On a smaller scale, pjaċiri is a way of life to get ahead.As Godfrey Anthony Pirotta argued in an article last year, clientelism is deeply ingrained in Maltese culture and has a pervasive influence on our lives. It is clear that we need wider cultural and institutional changes if Malta is to take this problem seriously.
Our education system fails in providing an approach to critical democratic engagement, so clientelism continues to be tolerated. This is symptomatic of a broader systemic failure which places corruption as a basis for voting, as a desirable thing which delivers social and economic conveniences.
Many will rightly point out that it is impossible to completely eliminate corruption and clientelism. They have also often suggested political measures which aim to reduce them. They include reducing the number of MPs, increasing their wages and making them full-time.
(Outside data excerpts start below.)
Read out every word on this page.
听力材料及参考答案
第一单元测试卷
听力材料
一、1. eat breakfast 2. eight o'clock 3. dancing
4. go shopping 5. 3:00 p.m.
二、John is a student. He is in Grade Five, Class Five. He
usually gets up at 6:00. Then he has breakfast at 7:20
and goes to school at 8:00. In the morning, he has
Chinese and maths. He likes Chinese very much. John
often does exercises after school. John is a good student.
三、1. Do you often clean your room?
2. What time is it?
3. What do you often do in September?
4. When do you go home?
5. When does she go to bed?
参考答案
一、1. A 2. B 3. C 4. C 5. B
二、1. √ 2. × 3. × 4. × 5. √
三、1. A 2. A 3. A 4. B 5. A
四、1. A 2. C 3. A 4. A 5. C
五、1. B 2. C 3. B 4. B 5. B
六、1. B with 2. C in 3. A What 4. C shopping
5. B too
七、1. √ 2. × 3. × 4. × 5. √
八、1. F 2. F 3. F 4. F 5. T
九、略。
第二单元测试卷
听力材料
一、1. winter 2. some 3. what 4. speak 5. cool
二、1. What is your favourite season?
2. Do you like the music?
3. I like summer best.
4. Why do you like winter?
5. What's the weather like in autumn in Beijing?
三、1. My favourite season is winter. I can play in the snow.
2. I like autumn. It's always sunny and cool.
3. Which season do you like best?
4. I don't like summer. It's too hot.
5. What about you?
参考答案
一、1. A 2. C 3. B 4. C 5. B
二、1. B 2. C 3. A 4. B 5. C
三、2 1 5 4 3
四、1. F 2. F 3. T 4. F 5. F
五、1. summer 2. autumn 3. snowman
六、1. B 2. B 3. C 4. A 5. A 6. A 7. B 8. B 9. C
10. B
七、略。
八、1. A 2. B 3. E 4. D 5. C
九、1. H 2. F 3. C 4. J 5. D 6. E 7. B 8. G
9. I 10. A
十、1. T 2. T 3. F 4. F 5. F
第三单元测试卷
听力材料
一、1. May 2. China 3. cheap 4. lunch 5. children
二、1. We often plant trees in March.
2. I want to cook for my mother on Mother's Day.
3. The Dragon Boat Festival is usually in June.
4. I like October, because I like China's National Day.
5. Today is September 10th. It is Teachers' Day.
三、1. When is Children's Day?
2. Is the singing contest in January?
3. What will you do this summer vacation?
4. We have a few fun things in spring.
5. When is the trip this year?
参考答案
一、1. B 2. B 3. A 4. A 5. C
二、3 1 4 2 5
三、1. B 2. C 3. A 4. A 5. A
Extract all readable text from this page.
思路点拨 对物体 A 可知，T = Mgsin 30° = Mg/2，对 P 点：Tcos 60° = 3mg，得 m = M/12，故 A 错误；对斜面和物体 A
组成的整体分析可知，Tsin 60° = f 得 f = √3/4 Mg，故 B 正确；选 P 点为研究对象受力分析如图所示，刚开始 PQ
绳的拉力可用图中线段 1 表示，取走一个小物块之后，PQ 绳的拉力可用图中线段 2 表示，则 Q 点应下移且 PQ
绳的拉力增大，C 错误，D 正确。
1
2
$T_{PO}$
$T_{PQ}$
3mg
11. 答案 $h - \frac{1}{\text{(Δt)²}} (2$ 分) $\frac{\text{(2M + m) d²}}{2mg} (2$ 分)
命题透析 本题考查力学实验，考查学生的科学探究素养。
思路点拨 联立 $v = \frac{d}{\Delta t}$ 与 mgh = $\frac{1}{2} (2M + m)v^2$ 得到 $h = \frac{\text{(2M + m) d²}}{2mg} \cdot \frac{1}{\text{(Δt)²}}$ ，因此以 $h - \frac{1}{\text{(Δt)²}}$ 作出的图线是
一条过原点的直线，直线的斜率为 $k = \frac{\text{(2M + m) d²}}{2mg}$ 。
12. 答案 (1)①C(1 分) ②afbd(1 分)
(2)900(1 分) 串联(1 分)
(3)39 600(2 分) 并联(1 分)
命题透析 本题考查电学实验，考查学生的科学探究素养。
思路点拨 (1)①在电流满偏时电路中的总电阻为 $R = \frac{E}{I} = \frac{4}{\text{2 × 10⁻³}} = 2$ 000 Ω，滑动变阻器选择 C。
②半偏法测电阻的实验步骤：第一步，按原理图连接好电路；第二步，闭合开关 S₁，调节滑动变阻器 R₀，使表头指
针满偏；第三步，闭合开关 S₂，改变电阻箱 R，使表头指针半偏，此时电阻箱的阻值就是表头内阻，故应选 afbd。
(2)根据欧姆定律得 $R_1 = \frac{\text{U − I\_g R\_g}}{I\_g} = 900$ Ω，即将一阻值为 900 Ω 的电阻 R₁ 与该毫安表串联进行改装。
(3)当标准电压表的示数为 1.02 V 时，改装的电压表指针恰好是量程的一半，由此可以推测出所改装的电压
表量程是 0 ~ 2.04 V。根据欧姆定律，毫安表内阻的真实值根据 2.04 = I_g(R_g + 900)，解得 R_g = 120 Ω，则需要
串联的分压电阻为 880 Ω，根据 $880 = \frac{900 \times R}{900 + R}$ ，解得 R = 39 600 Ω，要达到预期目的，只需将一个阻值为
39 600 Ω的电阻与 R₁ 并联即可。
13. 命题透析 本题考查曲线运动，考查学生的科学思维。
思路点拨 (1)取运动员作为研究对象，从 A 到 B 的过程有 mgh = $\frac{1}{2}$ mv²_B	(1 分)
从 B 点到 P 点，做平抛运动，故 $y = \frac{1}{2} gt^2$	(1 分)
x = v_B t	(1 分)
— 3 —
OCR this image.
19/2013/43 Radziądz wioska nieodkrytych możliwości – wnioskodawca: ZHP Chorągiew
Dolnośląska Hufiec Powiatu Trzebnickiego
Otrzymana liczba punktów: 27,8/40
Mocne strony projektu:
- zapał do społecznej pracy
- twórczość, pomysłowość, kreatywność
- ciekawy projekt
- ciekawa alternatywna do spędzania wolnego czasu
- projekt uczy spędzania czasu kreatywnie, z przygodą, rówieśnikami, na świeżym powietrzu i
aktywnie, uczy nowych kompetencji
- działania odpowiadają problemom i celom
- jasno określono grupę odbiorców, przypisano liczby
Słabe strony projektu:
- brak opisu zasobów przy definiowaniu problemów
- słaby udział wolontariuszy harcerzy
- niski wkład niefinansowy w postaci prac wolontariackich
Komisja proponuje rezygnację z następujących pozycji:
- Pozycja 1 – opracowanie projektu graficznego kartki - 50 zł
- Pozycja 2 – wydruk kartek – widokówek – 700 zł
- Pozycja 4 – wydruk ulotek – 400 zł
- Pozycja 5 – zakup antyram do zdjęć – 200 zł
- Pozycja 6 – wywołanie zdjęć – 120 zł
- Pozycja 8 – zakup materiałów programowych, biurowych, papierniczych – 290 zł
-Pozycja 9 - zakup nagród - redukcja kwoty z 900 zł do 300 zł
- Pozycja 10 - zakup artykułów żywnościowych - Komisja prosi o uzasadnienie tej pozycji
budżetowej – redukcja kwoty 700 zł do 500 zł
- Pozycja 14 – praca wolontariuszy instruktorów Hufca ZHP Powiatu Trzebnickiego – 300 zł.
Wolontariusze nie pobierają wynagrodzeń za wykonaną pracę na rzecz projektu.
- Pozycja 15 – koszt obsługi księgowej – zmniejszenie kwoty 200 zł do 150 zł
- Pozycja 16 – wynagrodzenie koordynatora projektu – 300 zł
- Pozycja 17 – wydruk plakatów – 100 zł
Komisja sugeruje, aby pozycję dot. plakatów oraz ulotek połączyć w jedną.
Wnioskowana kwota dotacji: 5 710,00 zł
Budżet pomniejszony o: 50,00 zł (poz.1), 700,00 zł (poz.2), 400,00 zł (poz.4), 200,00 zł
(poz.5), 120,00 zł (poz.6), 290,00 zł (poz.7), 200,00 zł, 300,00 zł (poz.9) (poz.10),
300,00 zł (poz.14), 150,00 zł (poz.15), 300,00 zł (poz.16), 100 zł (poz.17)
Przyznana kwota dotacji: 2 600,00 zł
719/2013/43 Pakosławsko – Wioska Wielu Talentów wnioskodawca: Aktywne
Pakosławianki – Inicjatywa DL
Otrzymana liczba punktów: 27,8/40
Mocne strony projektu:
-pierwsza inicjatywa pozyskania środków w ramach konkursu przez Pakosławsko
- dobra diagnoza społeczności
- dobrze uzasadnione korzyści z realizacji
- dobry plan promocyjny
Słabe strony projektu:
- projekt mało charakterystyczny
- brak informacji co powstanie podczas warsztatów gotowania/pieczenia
In adopting these measures, one of the principal incentives for corrupt practices would be tackled – the desire for money – while also increasing the chances of electing candidates who will work for the interests of the broader population. Tackling clientelism is trickier when it is deeply ingrained in our culture. Strengthening checks and balances may reduce the influence of clientelism in politics.
For a state to tackle the climate crisis, it needs to function properly. As corruption and clientelism limit a state’s ability to respond to crises by redirecting resources and reducing meritocracy, a state should aim to keep these to a minimum.
Wider cultural change in which people actively stand up for the environment is also a way in which we can safeguard it against abuse. To be able to successfully tackle the climate crisis, we will need to make sure that the state is serving our interests not just the friends of friends (‘il-ħbieb tal-ħbieb’) of those in power.
The environment is a non-human entity. Now more than ever, it calls for each one of us to be its voice.
Miguel Azzopardi is a history student at the University of Edinburgh and a climate activist with Extinction Rebellion Malta.